Jerry Z Muller writes about the use of metrics in medicine:
But metrics tend to be most successful for those interventions and outcomes that are almost entirely controlled by and within the organization’s medical system, as in the case of checklists of procedures to minimize central line–induced infections. When the outcomes are dependent upon more wide-ranging factors (such as patient behavior outside the doctor’s office and the hospital), they become more difficult to attribute to the efforts or failures of the medical system. Jerry Z Muller, the Tyranny of Metrics, February
One of the advantages of the Social Policy Bond idea, in my view, is that they could target things that are outside the remit of most existing institutions. So, for instance, holders of bonds targeting the health of a population would have incentives to encourage non-medical health-improving practices. Not limited to the more obvious interventions - exercise and diet, for instance - bondholders could, for instance, aim to lobby local authorities to make neighbourhoods more walkable, or to subsidise employment for people who would otherwise be at high risk of becoming depressed. And not only in medicine: the most efficient ways of solving our social and environmental problems may currently lie outside the remit of any of our existing institutions. Only a broad, long-term approach, as encouraged by Social Policy Bonds, would encourage people to investigate this possibility.

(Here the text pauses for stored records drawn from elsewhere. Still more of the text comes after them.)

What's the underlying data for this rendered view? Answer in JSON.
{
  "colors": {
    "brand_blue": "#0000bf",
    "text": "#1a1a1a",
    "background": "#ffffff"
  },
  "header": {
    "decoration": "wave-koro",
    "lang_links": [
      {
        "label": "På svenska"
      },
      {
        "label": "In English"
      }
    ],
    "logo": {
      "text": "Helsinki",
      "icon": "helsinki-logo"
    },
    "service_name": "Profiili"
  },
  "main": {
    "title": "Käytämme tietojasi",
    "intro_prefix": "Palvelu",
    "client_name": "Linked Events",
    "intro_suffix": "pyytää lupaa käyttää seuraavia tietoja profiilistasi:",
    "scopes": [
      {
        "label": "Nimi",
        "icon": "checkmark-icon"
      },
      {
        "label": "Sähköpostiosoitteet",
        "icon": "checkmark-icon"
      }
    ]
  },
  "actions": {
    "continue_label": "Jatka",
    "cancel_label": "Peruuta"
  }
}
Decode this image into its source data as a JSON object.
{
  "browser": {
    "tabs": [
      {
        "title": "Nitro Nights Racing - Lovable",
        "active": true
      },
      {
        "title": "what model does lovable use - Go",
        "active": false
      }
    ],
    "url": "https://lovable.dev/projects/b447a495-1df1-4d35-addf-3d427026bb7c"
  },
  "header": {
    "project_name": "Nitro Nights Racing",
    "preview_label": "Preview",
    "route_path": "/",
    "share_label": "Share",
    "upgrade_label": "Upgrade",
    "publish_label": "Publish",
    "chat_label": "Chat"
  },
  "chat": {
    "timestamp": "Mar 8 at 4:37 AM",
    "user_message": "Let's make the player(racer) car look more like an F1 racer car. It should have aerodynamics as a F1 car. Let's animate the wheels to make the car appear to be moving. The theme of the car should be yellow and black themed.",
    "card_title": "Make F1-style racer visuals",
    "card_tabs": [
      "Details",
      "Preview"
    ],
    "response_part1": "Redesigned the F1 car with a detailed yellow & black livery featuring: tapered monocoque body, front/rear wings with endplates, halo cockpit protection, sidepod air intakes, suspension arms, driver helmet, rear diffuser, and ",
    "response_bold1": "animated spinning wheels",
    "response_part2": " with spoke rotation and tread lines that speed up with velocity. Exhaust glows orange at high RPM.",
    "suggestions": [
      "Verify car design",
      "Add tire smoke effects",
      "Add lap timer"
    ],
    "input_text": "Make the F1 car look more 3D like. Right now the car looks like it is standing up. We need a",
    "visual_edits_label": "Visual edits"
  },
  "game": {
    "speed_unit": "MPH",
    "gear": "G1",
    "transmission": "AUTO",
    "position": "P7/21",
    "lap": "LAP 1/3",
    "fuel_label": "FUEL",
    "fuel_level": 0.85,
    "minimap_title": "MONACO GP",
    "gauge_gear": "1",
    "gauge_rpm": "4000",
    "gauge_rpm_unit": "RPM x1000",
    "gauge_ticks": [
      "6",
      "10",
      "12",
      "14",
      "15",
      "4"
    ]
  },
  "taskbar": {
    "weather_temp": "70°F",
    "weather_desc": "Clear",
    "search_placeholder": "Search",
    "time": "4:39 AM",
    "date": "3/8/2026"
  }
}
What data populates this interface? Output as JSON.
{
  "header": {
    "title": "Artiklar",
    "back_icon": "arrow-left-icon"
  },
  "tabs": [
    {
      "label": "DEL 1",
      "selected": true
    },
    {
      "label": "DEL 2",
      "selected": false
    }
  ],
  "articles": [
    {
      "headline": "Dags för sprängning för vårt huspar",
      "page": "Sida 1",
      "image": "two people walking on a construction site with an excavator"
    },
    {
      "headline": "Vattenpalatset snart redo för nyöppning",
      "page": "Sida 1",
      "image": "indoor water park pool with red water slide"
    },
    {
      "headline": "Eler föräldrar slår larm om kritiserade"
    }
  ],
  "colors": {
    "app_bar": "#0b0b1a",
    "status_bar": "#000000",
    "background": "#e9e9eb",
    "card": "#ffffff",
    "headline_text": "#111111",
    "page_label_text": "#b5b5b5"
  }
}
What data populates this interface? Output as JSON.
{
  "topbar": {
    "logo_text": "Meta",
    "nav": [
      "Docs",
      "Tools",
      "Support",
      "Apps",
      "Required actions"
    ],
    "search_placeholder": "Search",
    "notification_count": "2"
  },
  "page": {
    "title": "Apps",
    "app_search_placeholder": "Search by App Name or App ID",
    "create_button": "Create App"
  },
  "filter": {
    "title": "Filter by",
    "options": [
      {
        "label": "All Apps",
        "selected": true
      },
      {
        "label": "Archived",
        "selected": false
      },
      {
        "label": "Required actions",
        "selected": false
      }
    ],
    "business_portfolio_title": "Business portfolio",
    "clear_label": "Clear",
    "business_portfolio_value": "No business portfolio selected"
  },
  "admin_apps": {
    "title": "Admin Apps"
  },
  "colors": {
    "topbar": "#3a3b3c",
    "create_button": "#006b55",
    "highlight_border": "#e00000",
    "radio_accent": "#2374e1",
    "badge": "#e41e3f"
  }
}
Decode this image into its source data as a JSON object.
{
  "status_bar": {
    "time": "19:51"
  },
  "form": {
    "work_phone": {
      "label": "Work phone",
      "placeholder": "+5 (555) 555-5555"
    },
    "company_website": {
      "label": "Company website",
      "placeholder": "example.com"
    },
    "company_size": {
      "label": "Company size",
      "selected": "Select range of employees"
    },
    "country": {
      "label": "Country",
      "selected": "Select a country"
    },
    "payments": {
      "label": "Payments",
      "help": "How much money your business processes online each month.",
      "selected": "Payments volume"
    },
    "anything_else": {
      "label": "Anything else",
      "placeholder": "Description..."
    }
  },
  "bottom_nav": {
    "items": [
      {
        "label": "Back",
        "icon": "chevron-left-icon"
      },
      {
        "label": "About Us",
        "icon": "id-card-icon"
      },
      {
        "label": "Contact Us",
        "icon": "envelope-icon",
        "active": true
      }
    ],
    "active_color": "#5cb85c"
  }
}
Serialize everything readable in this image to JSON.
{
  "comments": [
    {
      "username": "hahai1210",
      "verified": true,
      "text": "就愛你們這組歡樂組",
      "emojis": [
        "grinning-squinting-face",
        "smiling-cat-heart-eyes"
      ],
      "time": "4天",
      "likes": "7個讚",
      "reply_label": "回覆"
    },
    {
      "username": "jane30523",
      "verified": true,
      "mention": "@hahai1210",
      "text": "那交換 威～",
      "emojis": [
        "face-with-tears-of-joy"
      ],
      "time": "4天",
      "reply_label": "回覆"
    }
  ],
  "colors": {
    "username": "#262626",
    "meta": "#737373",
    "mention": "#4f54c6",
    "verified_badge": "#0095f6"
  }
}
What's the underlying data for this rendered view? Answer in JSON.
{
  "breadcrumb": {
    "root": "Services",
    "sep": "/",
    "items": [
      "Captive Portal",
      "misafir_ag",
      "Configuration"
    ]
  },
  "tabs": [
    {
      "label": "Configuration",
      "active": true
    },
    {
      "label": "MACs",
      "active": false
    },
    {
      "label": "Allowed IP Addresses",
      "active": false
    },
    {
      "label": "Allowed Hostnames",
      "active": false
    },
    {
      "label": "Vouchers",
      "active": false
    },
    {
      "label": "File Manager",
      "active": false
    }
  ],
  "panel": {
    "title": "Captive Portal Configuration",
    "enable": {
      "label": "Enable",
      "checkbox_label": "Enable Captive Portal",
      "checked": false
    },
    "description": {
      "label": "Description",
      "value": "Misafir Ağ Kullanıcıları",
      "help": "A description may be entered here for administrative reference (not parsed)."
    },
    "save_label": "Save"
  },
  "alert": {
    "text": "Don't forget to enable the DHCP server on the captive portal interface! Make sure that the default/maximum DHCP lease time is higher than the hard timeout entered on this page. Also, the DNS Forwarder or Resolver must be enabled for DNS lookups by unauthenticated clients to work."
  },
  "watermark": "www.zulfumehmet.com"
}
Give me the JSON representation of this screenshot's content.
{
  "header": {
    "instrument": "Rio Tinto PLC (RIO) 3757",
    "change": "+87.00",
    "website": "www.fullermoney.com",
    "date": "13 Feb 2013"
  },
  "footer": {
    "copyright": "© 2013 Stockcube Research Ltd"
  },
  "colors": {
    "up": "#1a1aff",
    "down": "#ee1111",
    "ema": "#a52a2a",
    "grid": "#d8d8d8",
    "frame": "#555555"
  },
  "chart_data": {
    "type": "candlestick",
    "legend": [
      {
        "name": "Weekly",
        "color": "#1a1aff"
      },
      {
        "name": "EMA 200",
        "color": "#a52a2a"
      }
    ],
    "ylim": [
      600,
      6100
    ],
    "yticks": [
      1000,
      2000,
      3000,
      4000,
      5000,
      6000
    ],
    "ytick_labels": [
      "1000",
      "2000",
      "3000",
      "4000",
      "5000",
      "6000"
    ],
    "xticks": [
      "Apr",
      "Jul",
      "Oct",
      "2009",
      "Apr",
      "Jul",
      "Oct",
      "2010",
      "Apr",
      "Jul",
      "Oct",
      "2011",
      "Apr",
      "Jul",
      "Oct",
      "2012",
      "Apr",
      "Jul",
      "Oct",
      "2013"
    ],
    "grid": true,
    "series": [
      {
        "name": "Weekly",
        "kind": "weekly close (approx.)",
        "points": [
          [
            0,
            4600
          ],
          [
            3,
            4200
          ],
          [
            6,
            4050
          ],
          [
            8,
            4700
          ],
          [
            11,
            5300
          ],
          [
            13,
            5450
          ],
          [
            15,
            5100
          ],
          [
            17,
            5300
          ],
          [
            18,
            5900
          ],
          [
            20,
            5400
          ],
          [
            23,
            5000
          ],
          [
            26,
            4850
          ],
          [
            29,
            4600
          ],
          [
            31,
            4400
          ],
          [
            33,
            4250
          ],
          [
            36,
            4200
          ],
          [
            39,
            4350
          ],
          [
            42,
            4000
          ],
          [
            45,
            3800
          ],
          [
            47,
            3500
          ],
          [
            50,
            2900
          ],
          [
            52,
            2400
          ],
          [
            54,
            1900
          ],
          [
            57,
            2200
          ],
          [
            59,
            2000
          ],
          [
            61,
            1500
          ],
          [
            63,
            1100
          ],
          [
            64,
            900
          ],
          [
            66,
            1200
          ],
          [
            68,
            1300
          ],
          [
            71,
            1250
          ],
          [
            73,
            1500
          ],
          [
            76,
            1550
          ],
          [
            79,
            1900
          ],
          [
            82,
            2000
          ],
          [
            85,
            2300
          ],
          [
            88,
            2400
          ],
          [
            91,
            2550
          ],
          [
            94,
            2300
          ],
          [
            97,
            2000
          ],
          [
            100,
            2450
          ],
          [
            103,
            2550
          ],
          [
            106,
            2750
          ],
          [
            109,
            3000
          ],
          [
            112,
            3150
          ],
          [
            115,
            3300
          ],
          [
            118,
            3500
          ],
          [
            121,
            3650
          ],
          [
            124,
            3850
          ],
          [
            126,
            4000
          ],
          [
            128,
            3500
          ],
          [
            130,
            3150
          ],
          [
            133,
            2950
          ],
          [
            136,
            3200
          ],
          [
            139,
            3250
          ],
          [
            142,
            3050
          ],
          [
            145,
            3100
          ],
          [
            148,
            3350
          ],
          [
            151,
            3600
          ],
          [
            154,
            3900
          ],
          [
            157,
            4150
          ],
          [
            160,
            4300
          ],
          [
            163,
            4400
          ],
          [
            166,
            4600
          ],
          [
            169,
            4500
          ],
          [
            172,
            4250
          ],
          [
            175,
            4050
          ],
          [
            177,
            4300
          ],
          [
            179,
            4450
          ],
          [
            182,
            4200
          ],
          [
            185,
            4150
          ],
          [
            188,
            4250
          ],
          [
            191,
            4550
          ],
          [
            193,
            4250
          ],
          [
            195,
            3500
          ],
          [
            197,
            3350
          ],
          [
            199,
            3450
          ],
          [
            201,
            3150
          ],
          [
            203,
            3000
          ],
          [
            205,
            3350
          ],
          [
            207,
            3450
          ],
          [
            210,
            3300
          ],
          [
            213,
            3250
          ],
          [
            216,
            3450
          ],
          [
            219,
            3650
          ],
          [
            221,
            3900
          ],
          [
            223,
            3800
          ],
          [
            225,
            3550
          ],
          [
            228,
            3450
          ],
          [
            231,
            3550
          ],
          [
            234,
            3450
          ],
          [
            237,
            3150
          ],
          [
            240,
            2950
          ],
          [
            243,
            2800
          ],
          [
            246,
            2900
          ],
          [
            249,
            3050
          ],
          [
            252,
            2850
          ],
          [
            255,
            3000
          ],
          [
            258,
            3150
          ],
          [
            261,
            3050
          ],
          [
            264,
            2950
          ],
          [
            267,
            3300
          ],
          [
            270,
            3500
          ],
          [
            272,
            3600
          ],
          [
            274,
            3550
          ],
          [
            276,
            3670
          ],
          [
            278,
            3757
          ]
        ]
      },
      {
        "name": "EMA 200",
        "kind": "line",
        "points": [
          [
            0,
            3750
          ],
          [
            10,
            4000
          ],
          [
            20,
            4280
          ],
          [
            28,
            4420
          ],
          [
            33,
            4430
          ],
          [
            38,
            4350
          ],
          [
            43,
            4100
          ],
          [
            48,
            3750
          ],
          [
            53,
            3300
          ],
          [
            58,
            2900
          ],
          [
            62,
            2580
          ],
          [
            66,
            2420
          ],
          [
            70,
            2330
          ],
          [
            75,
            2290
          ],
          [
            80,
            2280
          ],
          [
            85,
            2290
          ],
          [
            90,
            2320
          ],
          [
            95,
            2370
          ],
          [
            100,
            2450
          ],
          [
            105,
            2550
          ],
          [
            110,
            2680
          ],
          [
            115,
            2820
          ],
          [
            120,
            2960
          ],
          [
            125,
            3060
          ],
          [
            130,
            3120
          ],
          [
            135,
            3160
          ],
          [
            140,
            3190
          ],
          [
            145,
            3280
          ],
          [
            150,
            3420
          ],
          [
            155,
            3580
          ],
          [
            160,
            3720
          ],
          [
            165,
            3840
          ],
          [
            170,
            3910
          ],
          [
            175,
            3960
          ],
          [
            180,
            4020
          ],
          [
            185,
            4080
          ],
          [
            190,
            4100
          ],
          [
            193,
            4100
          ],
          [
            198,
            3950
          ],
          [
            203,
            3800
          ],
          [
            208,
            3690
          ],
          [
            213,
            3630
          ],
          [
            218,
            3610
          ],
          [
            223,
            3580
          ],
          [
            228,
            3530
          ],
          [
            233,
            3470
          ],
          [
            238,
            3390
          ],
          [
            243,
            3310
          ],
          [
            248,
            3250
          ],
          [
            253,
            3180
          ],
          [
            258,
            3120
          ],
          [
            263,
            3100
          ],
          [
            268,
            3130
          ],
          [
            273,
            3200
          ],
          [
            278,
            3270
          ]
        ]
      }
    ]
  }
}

What Social Policy Bonds would do, in effect, is redraw the boundaries of the organisation to take in factors that are currently untargeted, or targeted only incoherently and unsystematically. By focusing on broad metrics, applying to large populations, the bonds would encourage investors to consider all the important potential influences on the value of their bonds. A new type of organisation would come into being, composed of a protean coalition of bondholders, all of whose activities would be devoted to achieving our social goals as efficiently as possible. They would have powerful incentives to investigate and implement measures that achieve these goals regardless of whether or not they currently fall under the remit of existing bodies. Under a Social Policy Bond regime, efficiency and effectiveness in meeting our challenges would determine the structure and composition of our goal-achieving bodies.